The next number is likely to lie somewhere around the mean of the numbers we’ve seen. We can find out what that is by eyeballing the chart and punching into a desktop calculator2 In my case, it is an rpn calculator.:
1 ENT 1 + 3 + 1.5 + 9 + 1 + 6 + 7 /
We get back $32,000 – great! But this just lets us forecast that there’s a 50 % chance next year’s profit will be less than $32,000 – hardly a sophisticated forecast. Anyone could have told us something like that after spending 10 seconds with the plot.
We want to forecast an interval of likely values for the profit. It would help us to a first approximation if we knew the standard deviation of the sequence, but even the quick, desktop calculator-friendly computation is somewhat tedious.
The trick is consecutive differences
Here’s a trick I figured out while competing in forecasting tournaments3 Where I want to get a quick statistical grasp of some data, but I also don’t want to spend too long analysing it., borrowed from statistical process control.
If we take the average difference between consecutive data points, we get another measure of dispersion (called the average moving range in spc literature). In this case, that would require punching into the calculator
0 ENT 2 + 1.5 + 7.5 + 8 + 5 + 6 /
and we get back $40,000. For stable, thin-tailed distributions, the average moving range is 1.128 times larger than the standard deviation.4 See the article on statistical process control for some evidence of this. This gives us an estimated standard deviation of $35,000 for the numbers in the plot above.

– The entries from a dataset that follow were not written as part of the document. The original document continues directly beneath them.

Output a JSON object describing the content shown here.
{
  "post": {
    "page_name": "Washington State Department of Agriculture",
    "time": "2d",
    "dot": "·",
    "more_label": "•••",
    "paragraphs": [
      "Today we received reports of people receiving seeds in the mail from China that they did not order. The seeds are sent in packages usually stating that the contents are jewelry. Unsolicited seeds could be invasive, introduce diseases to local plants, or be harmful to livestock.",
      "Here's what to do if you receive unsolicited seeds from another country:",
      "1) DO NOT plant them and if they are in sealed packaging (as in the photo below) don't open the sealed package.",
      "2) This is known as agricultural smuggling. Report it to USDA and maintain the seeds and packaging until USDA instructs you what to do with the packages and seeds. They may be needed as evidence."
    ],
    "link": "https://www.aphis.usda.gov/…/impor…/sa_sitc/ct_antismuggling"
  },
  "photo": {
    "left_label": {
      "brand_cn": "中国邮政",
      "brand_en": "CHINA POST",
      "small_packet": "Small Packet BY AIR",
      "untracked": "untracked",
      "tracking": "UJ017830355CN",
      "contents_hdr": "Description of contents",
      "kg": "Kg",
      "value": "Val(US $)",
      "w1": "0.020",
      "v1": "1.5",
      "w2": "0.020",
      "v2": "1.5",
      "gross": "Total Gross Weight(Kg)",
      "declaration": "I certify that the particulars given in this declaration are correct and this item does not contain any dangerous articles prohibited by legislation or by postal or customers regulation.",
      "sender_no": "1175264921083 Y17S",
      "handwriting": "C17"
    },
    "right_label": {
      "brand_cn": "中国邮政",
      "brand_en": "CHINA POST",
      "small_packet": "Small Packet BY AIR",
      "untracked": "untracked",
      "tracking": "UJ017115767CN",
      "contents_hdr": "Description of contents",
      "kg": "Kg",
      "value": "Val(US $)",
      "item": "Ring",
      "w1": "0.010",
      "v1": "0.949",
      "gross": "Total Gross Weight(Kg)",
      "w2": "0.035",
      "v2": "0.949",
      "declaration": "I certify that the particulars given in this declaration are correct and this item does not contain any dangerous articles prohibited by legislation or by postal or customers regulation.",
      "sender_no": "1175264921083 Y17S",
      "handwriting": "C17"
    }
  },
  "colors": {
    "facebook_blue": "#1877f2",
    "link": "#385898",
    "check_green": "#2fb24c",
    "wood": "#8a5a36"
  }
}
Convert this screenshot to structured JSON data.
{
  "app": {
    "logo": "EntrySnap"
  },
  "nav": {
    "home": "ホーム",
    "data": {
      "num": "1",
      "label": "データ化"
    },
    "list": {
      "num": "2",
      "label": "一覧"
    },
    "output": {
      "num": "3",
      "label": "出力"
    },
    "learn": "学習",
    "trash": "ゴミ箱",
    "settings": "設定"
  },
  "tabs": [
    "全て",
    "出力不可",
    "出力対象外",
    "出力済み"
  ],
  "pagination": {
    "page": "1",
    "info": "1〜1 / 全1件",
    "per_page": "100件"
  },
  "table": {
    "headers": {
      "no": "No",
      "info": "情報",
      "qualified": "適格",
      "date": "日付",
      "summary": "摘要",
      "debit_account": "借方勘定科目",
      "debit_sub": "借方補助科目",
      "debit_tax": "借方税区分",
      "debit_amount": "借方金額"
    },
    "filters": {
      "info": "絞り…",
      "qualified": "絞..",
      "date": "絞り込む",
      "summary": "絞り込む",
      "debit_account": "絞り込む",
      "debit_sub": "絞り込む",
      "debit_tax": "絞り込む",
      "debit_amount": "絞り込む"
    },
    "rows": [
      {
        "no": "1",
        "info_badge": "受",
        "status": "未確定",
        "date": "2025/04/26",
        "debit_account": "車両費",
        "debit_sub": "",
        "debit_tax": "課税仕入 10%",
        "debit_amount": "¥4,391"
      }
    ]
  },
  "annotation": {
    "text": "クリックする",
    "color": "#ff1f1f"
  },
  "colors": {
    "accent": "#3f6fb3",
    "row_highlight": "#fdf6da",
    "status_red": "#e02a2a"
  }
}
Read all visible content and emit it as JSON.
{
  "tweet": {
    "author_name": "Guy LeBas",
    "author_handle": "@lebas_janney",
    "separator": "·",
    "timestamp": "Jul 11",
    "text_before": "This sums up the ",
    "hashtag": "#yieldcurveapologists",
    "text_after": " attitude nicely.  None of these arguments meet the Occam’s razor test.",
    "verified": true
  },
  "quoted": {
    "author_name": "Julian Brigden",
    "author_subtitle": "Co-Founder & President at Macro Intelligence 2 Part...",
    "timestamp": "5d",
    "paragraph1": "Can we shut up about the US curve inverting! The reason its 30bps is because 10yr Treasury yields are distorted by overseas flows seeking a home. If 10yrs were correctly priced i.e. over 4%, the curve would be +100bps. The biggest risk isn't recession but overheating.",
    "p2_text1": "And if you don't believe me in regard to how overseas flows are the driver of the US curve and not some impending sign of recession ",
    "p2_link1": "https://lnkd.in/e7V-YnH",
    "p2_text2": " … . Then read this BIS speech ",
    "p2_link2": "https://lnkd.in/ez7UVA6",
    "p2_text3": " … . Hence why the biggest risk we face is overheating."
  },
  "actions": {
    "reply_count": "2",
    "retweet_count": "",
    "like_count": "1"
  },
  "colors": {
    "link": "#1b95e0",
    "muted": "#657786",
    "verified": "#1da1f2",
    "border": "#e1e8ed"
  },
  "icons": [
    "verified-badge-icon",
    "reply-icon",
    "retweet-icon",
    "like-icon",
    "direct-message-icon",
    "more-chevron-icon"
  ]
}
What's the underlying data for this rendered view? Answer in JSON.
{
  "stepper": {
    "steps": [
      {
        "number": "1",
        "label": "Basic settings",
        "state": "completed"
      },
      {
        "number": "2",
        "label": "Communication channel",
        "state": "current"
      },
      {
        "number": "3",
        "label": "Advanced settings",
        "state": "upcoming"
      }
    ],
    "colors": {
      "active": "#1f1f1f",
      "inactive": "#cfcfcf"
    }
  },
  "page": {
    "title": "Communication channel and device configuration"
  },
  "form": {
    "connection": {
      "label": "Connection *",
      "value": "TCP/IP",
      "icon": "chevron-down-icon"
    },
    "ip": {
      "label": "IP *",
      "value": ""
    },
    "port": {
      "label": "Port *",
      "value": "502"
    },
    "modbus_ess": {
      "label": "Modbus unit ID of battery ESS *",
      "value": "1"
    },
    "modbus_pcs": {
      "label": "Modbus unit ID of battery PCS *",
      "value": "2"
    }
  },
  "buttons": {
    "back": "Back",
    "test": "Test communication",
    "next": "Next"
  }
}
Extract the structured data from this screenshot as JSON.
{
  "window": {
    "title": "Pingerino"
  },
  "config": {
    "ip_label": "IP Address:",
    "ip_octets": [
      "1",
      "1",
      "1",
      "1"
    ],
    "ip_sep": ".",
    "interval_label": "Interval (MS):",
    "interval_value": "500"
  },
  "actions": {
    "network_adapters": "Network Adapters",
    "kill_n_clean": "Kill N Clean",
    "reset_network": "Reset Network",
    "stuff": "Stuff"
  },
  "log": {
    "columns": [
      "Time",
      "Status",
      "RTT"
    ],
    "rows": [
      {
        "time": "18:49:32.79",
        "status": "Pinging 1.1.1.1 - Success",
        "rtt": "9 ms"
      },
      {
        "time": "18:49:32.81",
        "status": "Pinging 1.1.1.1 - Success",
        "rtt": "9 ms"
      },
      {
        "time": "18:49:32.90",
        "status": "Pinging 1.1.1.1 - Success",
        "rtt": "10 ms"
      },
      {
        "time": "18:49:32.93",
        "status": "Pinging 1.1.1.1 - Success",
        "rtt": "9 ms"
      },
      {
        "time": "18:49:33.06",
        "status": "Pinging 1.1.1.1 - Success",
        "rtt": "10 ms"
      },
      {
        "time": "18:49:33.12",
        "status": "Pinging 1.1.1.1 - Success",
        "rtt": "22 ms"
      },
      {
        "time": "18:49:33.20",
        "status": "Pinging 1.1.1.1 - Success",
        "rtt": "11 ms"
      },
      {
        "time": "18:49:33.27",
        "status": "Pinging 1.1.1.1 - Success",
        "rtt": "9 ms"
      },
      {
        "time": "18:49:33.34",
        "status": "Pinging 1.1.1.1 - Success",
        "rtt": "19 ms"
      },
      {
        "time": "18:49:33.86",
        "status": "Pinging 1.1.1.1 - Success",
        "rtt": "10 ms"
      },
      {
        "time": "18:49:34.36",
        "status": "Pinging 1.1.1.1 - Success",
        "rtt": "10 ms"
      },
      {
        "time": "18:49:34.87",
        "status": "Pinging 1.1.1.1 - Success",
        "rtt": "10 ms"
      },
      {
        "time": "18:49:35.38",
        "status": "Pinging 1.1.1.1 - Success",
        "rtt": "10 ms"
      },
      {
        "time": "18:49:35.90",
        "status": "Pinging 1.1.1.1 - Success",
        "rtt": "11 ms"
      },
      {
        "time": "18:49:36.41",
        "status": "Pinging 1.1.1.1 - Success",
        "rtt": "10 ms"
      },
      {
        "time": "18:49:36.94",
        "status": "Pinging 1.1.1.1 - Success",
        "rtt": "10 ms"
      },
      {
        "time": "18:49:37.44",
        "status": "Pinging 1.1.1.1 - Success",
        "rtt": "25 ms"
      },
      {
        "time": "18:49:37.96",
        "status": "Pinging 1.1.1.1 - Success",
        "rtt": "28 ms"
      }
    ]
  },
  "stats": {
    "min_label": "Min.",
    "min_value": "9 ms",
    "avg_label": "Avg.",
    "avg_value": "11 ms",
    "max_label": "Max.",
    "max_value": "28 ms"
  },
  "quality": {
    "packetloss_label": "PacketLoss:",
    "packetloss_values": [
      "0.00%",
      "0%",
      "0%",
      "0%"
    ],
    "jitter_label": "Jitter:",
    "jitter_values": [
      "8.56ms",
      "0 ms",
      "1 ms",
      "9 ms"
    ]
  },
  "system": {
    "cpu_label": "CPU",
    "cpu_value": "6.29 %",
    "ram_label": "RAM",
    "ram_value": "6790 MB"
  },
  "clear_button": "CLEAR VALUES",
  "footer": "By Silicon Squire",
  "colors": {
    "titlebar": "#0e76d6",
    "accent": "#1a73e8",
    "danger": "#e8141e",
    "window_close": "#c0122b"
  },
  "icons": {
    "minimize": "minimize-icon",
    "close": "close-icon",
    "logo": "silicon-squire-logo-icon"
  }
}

What’s great about this is that if the plot has grid lines like the one above, we get the consecutive differences just by counting the number of grid lines between each data point! We can do that on the fly as we punch numbers into the calculator. This is much easier than squaring numbers, as we would have to do to compute the variance properly.
How close did we get? The actual standard deviation for the numbers above is $32,000. Definitely close enough for a rough forecast interval of, say -$26,000 to $90,000 in next year’s profit with 90 % probability.
Why did we get a higher number when estimating the standard deviation from the moving ranges? Because the consecutive differences are not a global measurement of spread, but really account for spread-within-the-sequence-as-observed. For forecasting, that is almost always the appropriate measure of spread. In other words, if the numbers are drawn from a nice distribution when looked at atemporally, but they happen to fluctuate wildly from year to year, this method will over-estimate the standard deviation – just like we want when we produce a prediction interval.